Alguns fãs de “Aquarius” se preocupam que a discordância esteja distraindo a atenção dos atributos do filme. A estréia do diretor, “Neighbouring Sounds”, que foi a indicação do país em 2012 para o Oscar, também teve que lidar com tensões de classe ao focar nas maneiras nas quais mestres e serventes se relacionavam em um quarteirão em Recife.

“Aquarius”, enquanto também toca nessa tensão, vai além explorando o modelo de desenvolvimento urbano que prevalece nas cidades ao redor do Brasil, onde magnatas da construção operam amplamente com impunidade. Destruindo jóias da arquitetura, eles erguem torres de apartamento medíocres que contribuem com o congestionamento no trânsito e com o isolamento da classe média atrás de altos muros.

Braga, 66, interpreta Clara, uma compositora aposentada, que se recusa a fazer orçamento quando corretores tentam comprar seu apartamento Art Deco. Eles utilizam táticas como jogar excremento nos corredores do seu prédio e usam um apartamento vizinho vazio para realizar orgias, o que provoca uma série de reações em Clara.

O filme se assemelha à raiva latente no Brasil contra as gigantes construtoras que estão no centro dos escândalos de corrupção que envolvem o establishment político. Mas Bruno Barreto, o diretor que presidiu o comitê do Oscar, disse que o júri não estava sob pressão do governo de Temer para votar contra “Aquarius”.

Ao explicar a seleção, Barreto, 61, que dirigiu o filme de 1976 “Dona Flor e seus Dois Maridos”, que também contou com Braga no papel principal, disse aos repórteres que o comitê “tinha que escolher um filme que não é necessariamente o melhor, mas que tem o perfil da Academia de Hollywood, que é feita de pessoas idosas”.

Por sua parte, David Schurmann, diretor de “Pequeno Segredo”, que irá representar o Brasil no Oscar, mesmo que esteja agendado o lançamento nacionalmente só depois de novembro, disse que gostou de “Aquarius” ao ponto de ovacioná-lo em Cannes.

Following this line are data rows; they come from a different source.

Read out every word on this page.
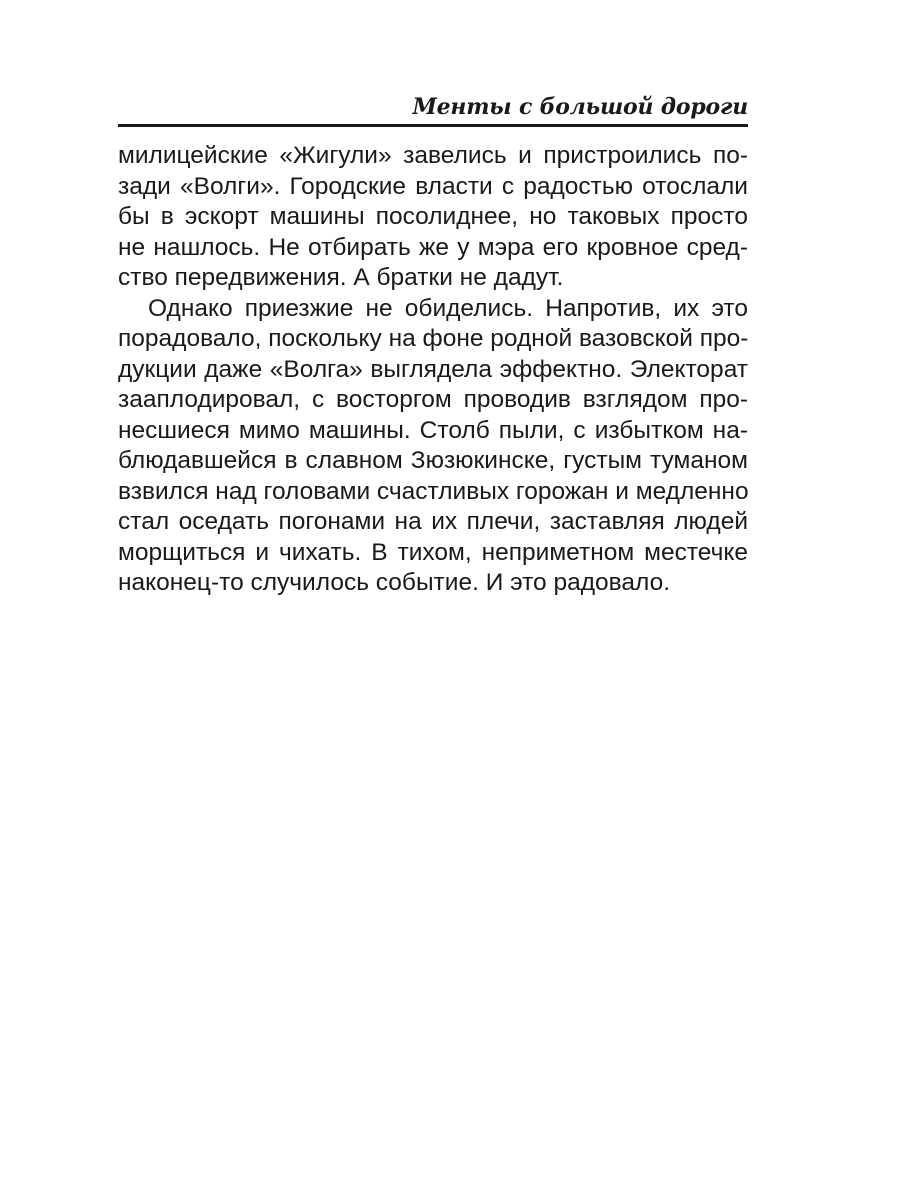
Менты с большой дороги
милицейские «Жигули» завелись и пристроились по-
зади «Волги». Городские власти с радостью отослали
бы в эскорт машины посолиднее, но таковых просто
не нашлось. Не отбирать же у мэра его кровное сред-
ство передвижения. А братки не дадут.
Однако приезжие не обиделись. Напротив, их это
порадовало, поскольку на фоне родной вазовской про-
дукции даже «Волга» выглядела эффектно. Электорат
зааплодировал, с восторгом проводив взглядом про-
несшиеся мимо машины. Столб пыли, с избытком на-
блюдавшейся в славном Зюзюкинске, густым туманом
взвился над головами счастливых горожан и медленно
стал оседать погонами на их плечи, заставляя людей
морщиться и чихать. В тихом, неприметном местечке
наконец-то случилось событие. И это радовало.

“Eu entendo inteiramente a controvérsia”, ele disse aos repórteres. “Mas 'Pequeno Segredo' está mais adequado ao Oscar”.

Outros na indústria cinematográfica do Brasil não concordam, dizendo que é claro que “Aquarius” foi vítima da mudança à direita pelo governo.

“O processo de seleção do comitê foi opaco ao ponto de ser ilegítimo”, disse Gabriel Mascaro, um dos diretores que retirou seu filme da lista de consideração para o júri do Oscar esse ano. “É uma vergonha, mas é um indicativo do momento político que estamos atravessando no país”.